- Les appareils électroniques de plus en plus énergivores
Technaute.ca

Les appareils électroniques de plus en plus énergivores

Agence France-Presse
29 août 2008 | 14 h 13
Les appareils électroniques de plus en plus énergivores
- JasonRogers, Flickr

Toujours plus nombreux, parfois dépourvus d'interrupteur et constamment branchés, les appareils high-tech font grimper la facture d'électricité des Français, relève une étude de «60 millions de consommateurs» à paraître jeudi.

Téléviseurs, lecteurs DVD, ordinateurs, box ADSL ou consoles de jeux... les produits électroniques de l'ensemble des foyers français avalent environ 14 milliards de kilowatts-heures (kWh) par an, selon un récent rapport sénatorial cité par le mensuel de l'Institut national de la consommation (INC).

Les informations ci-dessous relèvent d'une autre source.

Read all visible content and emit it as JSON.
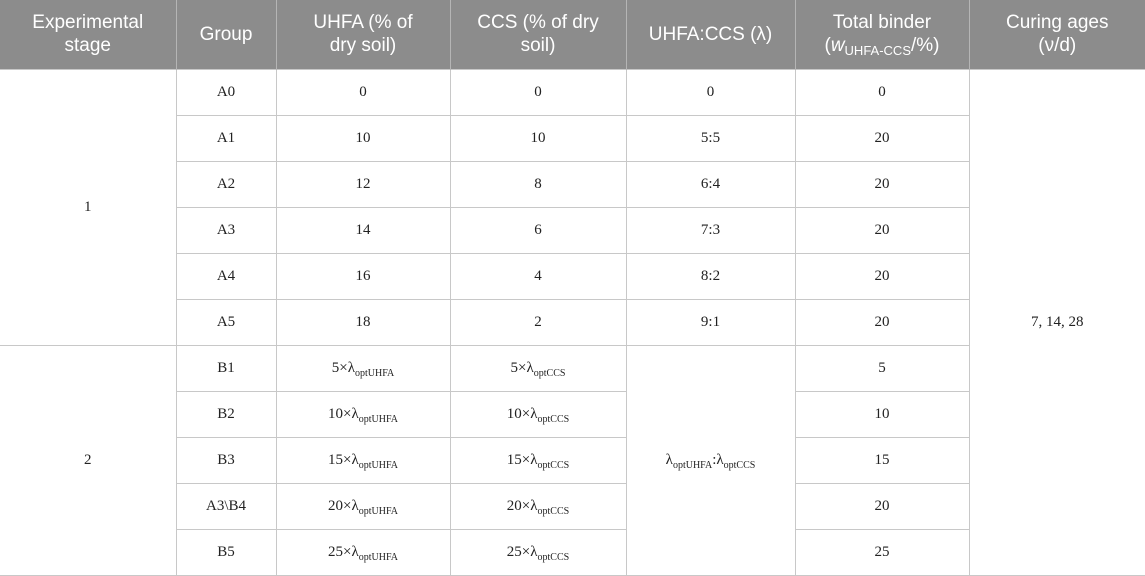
{
  "headers": [
    {
      "line1": "Experimental",
      "line2": "stage"
    },
    {
      "line1": "Group",
      "line2": ""
    },
    {
      "line1": "UHFA (% of",
      "line2": "dry soil)"
    },
    {
      "line1": "CCS (% of dry",
      "line2": "soil)"
    },
    {
      "line1": "UHFA:CCS (λ)",
      "line2": ""
    },
    {
      "line1": "Total binder",
      "line2_pre": "(",
      "line2_italic": "w",
      "line2_sub": "UHFA-CCS",
      "line2_post": "/%)"
    },
    {
      "line1": "Curing ages",
      "line2": "(ν/d)"
    }
  ],
  "stage1": {
    "label": "1",
    "rows": [
      {
        "group": "A0",
        "uhfa": "0",
        "ccs": "0",
        "ratio": "0",
        "total": "0"
      },
      {
        "group": "A1",
        "uhfa": "10",
        "ccs": "10",
        "ratio": "5:5",
        "total": "20"
      },
      {
        "group": "A2",
        "uhfa": "12",
        "ccs": "8",
        "ratio": "6:4",
        "total": "20"
      },
      {
        "group": "A3",
        "uhfa": "14",
        "ccs": "6",
        "ratio": "7:3",
        "total": "20"
      },
      {
        "group": "A4",
        "uhfa": "16",
        "ccs": "4",
        "ratio": "8:2",
        "total": "20"
      },
      {
        "group": "A5",
        "uhfa": "18",
        "ccs": "2",
        "ratio": "9:1",
        "total": "20"
      }
    ]
  },
  "curing_ages": "7, 14, 28",
  "stage2": {
    "label": "2",
    "lambda": "λ",
    "sub_uhfa": "optUHFA",
    "sub_ccs": "optCCS",
    "ratio_sep": ":",
    "rows": [
      {
        "group": "B1",
        "uhfa_prefix": "5×",
        "ccs_prefix": "5×",
        "total": "5"
      },
      {
        "group": "B2",
        "uhfa_prefix": "10×",
        "ccs_prefix": "10×",
        "total": "10"
      },
      {
        "group": "B3",
        "uhfa_prefix": "15×",
        "ccs_prefix": "15×",
        "total": "15"
      },
      {
        "group": "A3\\B4",
        "uhfa_prefix": "20×",
        "ccs_prefix": "20×",
        "total": "20"
      },
      {
        "group": "B5",
        "uhfa_prefix": "25×",
        "ccs_prefix": "25×",
        "total": "25"
      }
    ]
  }
}
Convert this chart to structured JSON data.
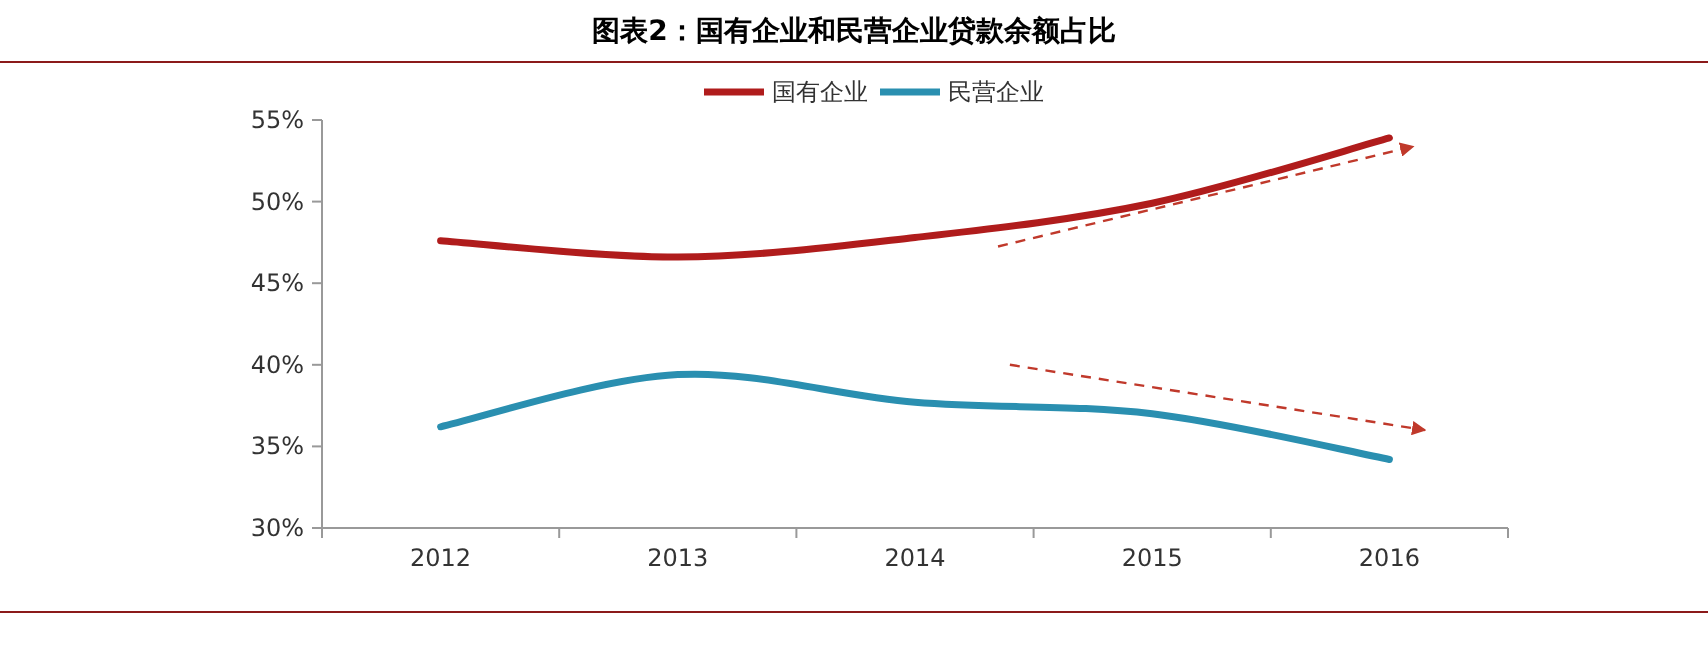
{
  "chart_data": {
    "type": "line",
    "title": "图表2：国有企业和民营企业贷款余额占比",
    "categories": [
      "2012",
      "2013",
      "2014",
      "2015",
      "2016"
    ],
    "series": [
      {
        "name": "国有企业",
        "color": "#b01c1c",
        "values": [
          47.6,
          46.6,
          47.8,
          49.9,
          53.9
        ]
      },
      {
        "name": "民营企业",
        "color": "#2a8fb0",
        "values": [
          36.2,
          39.4,
          37.7,
          37.0,
          34.2
        ]
      }
    ],
    "ylim": [
      30,
      55
    ],
    "yticks": [
      {
        "value": 30,
        "label": "30%"
      },
      {
        "value": 35,
        "label": "35%"
      },
      {
        "value": 40,
        "label": "40%"
      },
      {
        "value": 45,
        "label": "45%"
      },
      {
        "value": 50,
        "label": "50%"
      },
      {
        "value": 55,
        "label": "55%"
      }
    ],
    "legend": "top",
    "grid": false,
    "marker": "none",
    "line_style": "solid"
  }
}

Un chiffre qui les place au-dessus des lave-linge et lave-vaisselle (10 milliards) et les rapproche des réfrigérateurs-congélateurs, extrêmement voraces (15 milliards).

Sur certains appareils, «la fonction veille frise l'escroquerie: elle ne permet qu'une réduction infime de consommation», souligne le magazine qui donne l'exemple d'un adaptateur TNT dont le mode veille ne permet d'économiser que 8% d'électricité.

De même, la Freebox, accompagnée de son décodeur TV, consomme plus de 20 watts par heure, en veille comme en fonctionnement, soit 198 kWh par an sur la base d'une utilisation moyenne (trois heures par jour pour internet, quatre heures pour la télévision). Au final, la facture EDF se trouve alourdie de 22 euros, selon »60 millions de consommateurs».

Dénonçant ce «gaspillage caché», le mensuel distingue toutefois les téléviseurs, dont les nouveaux modèles, même de grande taille, consomment moins de 1 watt en veille.

De plus en plus de produits sont par ailleurs conçus sans interrupteur d'arrêt: pour les éteindre, il faut donc débrancher la prise secteur.

Pour inciter à l'achat des produits les moins énergivores, l'étude recommande l'instauration d'une «étiquette énergie», sur le modèle des réfrigérateurs et lave-linge.

Autre piste envisagée par le ministre de l'Écologie, Jean-Louis Borloo, un système de «bonus-malus» semblable à celui imposé l'hiver dernier aux voitures, encourageant les plus sobres.